By Cookie Cuttre
Staff ‘burbs Writer
It’s the Transyl-vein-ian Dream -- anyone or anything (with money) is free to imagine and realize a land in which life (or the afterlife) can be better, richer and fuller for all, with opportunity for each, according to one’s ability or achievement.
Transyl-vein-ia Hills is a place full of ideals. If you’re well off, like the monsters that live in this suburban Shangri-La, you can take (and the residents of Transyl-vein-ia Hills have already taken) what you want. It’s as simple as that.
It’s the good life, full of guileless pleasures like the Transyl-vein-ia Hills Skulling Alley with the best lanes and the freshest skulls; like the Library of the Dead with books (and authors) you’ll want to eat up; and like Local Trash Services, where you can take as much trash as you want to keep.
There’s the Transyl-vein-ia Hills Bus Depot and its dregs of society waiting for you to board a bus so they can fill the seat next to you. In this land, you’ll find lemonade stands monstered by the town’s little skull crushers who are more than happy to share their own brand of freshly-squeezed lemonade with you, made from real lemon tree people.
The Pink Flamingo Garden Shop is a great place to go to stalk up on the things you’ll need to build your own paradise wherever you reside. The Pink Flamingo breeds its own gnomes, killer flamingos and other lawn terrors that’ll make any front yard or backyard complete. You’ll want to spend all your nights there relaxing in a hammock . . . tied up for dead. These critters are also great at capturing beings for you to possess so you don’t have to put in the effort to capture them yourselves. You can just sit back and enjoy.
Probably the best destination for recreation and relaxation, however, is the Firehouse near the Trick-or-Treat Tract Shopping Center. A visit with the Red Devil will ensure a speedy resting place. If you’re good, he’ll send you to the human world to suffer a short (71-year average) “real life.” If you’re bad, you can enjoy eternity in the fires within his lair. The Firehouse is also a great place to shed some pounds and cleanse your body through some serious perspiration.
Goblin Street is home to rows and rows of bed-and-breakfasts for your leisure, surrounded by trees and the goblins that lurk in those trees. Resident goblins wait for you to go to sleep so they can call on you from their oaks to come out and play.
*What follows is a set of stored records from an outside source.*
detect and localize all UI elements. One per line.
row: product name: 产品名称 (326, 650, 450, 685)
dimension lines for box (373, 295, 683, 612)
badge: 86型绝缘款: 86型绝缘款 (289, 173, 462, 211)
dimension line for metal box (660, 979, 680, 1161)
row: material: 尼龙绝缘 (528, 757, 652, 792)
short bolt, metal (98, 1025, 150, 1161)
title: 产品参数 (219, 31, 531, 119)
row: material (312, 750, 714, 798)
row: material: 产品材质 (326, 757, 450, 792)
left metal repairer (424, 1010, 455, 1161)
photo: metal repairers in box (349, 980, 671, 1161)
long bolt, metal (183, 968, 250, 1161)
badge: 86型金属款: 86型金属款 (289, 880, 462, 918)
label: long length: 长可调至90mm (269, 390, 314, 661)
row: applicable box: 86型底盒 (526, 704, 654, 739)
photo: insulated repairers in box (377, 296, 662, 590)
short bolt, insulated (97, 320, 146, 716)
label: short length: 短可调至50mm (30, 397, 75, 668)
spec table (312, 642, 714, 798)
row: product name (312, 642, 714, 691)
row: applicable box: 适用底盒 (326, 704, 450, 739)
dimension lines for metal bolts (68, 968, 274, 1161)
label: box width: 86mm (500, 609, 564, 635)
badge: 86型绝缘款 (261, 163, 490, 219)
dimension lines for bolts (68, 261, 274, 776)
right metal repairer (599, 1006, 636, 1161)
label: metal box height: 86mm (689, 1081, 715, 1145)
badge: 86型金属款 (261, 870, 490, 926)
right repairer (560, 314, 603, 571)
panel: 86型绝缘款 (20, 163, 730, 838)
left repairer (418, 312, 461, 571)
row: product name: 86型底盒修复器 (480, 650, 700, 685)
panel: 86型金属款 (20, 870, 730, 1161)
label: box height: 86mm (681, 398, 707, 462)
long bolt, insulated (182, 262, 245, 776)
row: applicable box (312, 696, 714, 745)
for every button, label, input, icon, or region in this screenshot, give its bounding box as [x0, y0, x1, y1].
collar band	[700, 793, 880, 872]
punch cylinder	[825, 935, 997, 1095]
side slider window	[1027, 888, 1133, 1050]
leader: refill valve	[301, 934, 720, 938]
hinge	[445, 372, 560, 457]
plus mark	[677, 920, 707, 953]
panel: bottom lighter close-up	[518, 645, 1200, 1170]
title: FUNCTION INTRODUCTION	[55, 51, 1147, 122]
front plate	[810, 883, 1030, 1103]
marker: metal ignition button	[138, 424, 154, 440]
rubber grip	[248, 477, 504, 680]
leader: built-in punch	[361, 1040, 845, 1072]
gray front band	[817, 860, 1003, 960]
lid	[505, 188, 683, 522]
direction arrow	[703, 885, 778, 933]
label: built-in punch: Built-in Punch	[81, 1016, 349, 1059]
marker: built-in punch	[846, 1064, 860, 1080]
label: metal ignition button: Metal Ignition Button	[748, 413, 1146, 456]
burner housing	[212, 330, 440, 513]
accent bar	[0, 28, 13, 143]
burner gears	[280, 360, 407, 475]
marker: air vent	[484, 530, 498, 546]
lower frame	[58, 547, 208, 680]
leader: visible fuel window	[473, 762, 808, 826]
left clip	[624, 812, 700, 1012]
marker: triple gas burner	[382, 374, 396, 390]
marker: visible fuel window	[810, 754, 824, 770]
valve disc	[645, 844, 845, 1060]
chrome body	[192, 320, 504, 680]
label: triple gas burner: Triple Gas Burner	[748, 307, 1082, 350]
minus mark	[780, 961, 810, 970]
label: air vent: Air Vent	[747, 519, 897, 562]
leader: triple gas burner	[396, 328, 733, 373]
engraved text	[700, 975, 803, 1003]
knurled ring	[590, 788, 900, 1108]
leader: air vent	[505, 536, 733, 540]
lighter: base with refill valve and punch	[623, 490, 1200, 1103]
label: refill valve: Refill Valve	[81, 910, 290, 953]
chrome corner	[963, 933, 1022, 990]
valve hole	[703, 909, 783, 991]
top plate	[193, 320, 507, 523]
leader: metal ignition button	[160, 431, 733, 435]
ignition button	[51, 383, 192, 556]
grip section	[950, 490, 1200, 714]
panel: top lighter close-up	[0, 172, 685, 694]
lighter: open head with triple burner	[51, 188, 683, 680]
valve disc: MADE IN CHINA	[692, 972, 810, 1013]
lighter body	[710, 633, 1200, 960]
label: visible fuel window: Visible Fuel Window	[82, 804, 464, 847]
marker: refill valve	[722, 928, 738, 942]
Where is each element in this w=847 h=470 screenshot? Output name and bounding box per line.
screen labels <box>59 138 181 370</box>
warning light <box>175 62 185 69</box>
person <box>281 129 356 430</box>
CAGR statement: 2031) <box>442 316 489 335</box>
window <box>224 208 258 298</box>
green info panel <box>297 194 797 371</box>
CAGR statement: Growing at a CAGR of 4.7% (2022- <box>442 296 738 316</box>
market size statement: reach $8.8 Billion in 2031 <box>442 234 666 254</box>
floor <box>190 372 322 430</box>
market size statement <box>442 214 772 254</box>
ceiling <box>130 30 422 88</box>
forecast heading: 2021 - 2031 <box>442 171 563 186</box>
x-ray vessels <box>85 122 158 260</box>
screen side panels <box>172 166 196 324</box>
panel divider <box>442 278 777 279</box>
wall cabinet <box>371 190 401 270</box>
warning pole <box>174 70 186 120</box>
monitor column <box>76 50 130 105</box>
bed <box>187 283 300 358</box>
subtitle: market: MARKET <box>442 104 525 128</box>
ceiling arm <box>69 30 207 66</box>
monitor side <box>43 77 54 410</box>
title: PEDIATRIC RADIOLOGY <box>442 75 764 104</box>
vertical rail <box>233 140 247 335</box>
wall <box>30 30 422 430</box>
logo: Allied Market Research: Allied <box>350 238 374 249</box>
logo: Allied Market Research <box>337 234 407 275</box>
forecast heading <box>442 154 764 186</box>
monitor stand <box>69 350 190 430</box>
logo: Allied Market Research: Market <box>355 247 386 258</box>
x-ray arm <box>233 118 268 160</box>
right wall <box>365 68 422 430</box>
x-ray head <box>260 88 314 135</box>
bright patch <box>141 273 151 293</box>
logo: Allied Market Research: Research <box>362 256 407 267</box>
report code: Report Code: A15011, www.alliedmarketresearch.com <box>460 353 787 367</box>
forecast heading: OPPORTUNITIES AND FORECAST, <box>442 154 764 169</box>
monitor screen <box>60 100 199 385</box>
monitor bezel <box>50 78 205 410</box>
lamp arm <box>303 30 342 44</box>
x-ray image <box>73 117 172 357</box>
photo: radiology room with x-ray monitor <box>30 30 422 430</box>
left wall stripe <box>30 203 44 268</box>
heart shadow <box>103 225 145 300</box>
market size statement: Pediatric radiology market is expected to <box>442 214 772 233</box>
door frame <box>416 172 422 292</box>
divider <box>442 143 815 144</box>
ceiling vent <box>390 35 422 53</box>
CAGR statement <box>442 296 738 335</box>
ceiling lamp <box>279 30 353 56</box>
The tree people on Tree People Place, unlike the goblins of Goblin Street, won’t taunt you. They’ll just go into your B&B to take you away.
It may not sound very relaxing, but a trip to the Wreck Center on Wreck Center Circle is where you can go to relieve stress. There you can bust down walls, break windows, smash up furniture and practice your jump scares on combat sports grappling dummies that were scientifically farmed to physically respond to terrors like you.
You can also swim in the Wreck Center’s pools, caked with toxic sludge so that, when in the human world, you can be better equipped to chase down escaping swimmers or enemy boat crews who are on the hunt for unidentified life such as yourself.
There’s hiking and biking, flying and wall climbing activities, which is always a great way to promote quality sleep at the end of the night.
On second thought, you might do better promoting nightmares at the Transyl-vein-ia Hills Drive-In. If you’re open to demonic domination, a night at the movies is always a top recreational activity. The demons in the movies there are more than happy to come out of the big screen and enter your vehicle . . . and your soul. You might have a difficult time getting your soul back, but that’s not always a good thing, so heed the warning.
Probably the best place to go to retire for eternity is the haunted house at the end of Bat Court in the northern part of town. There, the bats are always swarming. Lightning never stops striking, thunder stays clapping and rain continues to pour forever. Skeletons will greet you and take you into their dwelling so you can experience true haunted house living. If you haven’t experienced haunted house living, take my word: it’s among the last things you’ll ever get locked into doing.
There are so many ways to enjoy Transyl-vein-ia Hills. It has that hometown feel so many of us desire. And while no one ever said the Transyl-vein-ian Dream was easy to attain, those from Transyl-vein-ia Hills will start telling you it is when you arrive. So we welcome you . . . for a small, but actually rather large fee. How much is in your wallet?
This is one in a series of TRAVEL STORIES from the 13 districts of Transyl-vein-ia. These stories run weekdays between August and September. Jack-o’-Lantern Press’s regular news and entertainment coverage will continue in October.